On the resulting effective geometries, it has been possible to study the phenomena of quantum field theories on quantum spacetimes [20,21]. In these cases, the main effective correction coming from quantum geometry is the natural regularization that the discretization induces on quantum field theories. Let us comment that such discretization violates the covariance of the field theory at Planck scales. However, one has to take into account that in physically-relevant situations, the discretization can be chosen considerable smaller than the Planck length, so that the covariance is preserved for all practical purposes. However, it is important to realize that the covariance is broken since the system is not fully solved in the context of quantum gravity. In other words, we believe that the covariance is broken since one is working in the test field approximation. Nevertheless, one can analyze several physical phenomena, like the Casimir effect [20] or Hawking radiation [21], of quantum test fields on quantum geometries. One of the common characteristics is the fact that the discretization introduces a regularization that allows one to work with finite expectation values of the stress-energy tensor, although in some situations, some kind of renormalization is still necessary since these finite values are of Planck order. Fortunately, in the case of the Casimir force, a natural subtraction in the computation yields the correct result without requiring additional renormalization. Regarding the Hawking radiation [21], for those frequencies that are not of the order of the Planck length and macroscopic black holes, one recovers the usual leading order contribution with an additional correction that is more relevant for smaller black holes.

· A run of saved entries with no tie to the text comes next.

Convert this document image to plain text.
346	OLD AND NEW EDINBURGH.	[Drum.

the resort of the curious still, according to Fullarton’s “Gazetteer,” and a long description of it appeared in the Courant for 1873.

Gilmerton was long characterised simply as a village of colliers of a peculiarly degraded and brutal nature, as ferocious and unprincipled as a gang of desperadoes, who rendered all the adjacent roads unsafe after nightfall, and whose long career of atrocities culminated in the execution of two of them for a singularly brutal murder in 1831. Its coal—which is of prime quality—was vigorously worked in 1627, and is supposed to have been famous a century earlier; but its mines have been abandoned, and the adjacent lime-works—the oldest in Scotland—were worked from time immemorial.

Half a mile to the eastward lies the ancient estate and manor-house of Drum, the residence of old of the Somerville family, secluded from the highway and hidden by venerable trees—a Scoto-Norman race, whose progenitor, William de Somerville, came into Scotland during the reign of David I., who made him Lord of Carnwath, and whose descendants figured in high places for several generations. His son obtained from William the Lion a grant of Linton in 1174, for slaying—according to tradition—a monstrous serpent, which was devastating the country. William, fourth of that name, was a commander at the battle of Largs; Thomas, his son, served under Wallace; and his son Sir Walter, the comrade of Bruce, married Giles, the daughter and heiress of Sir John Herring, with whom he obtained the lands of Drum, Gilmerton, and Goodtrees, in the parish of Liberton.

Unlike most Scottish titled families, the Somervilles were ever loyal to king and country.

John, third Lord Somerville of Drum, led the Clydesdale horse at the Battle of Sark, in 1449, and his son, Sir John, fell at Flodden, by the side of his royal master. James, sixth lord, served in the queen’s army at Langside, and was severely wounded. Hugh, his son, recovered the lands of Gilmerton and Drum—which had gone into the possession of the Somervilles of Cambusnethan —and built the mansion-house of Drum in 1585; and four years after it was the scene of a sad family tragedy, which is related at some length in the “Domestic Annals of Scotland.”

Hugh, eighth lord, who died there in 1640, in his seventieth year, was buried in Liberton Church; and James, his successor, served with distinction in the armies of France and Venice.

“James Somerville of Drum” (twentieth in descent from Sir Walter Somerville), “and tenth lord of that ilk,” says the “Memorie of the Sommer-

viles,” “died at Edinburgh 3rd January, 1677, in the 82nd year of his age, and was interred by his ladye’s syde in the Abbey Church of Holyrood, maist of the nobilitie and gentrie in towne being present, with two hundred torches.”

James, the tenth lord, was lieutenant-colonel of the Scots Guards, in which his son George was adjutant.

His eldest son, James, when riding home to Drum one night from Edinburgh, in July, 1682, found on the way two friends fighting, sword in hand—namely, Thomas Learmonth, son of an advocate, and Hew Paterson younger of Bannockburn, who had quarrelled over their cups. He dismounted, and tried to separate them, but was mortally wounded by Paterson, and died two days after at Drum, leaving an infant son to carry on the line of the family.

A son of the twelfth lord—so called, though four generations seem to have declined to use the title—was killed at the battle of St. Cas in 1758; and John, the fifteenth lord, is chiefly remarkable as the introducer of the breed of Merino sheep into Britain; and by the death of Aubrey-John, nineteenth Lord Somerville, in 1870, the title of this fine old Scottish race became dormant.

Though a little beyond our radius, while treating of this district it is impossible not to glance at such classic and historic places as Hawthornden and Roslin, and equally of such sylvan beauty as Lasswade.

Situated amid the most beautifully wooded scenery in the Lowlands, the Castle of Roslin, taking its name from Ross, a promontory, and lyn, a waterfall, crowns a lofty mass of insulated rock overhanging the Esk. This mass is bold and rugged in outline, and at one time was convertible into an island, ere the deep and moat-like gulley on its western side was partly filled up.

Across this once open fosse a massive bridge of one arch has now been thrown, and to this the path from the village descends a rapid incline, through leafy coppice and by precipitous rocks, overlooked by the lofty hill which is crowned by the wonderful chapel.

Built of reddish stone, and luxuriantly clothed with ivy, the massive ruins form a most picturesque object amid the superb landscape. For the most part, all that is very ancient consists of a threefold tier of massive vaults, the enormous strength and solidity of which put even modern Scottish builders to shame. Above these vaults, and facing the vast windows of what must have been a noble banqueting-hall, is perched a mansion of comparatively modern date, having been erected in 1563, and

Finally, we comment on the most recent advances about spherically-symmetric spacetimes coupled to matter. In [30], it was possible to construct a quantum scalar constraint with an algebra free of anomalies. The quantization gives effective geometries that are time-dependent and where, again, smooth and regular spacetimes emerge in some sectors of the physical Hilbert space. Nevertheless, the quantization has not been fully completed in the polymer representation, and further research is required in order to fully understand the quantum dynamics of this midi-superspace model. Since one can expect that a standard representation for those observables will approximate very well some of the true quantum states in the full polymer representation, it is possible to combine both of them, completing the quantization. The physical states are such that the effective spacetimes approximate very well smooth geometries, but they present a fundamental discretization. In addition, the deep curvature regime is free of singularities where the corresponding portion of the effective spacetime, although it is regular, cannot be described by a smooth geometry. Further comparisons must be done with the model of [48,74] in order to contrast the deep quantum dynamics of both models and to see if they agree.

In summary, there have been promising advances in the study of midi-superspace models of gravity, but still much work has to be carried out in order to increase our understanding about the physical and technical aspects behind them, as well as their consequences and relation to the full theory.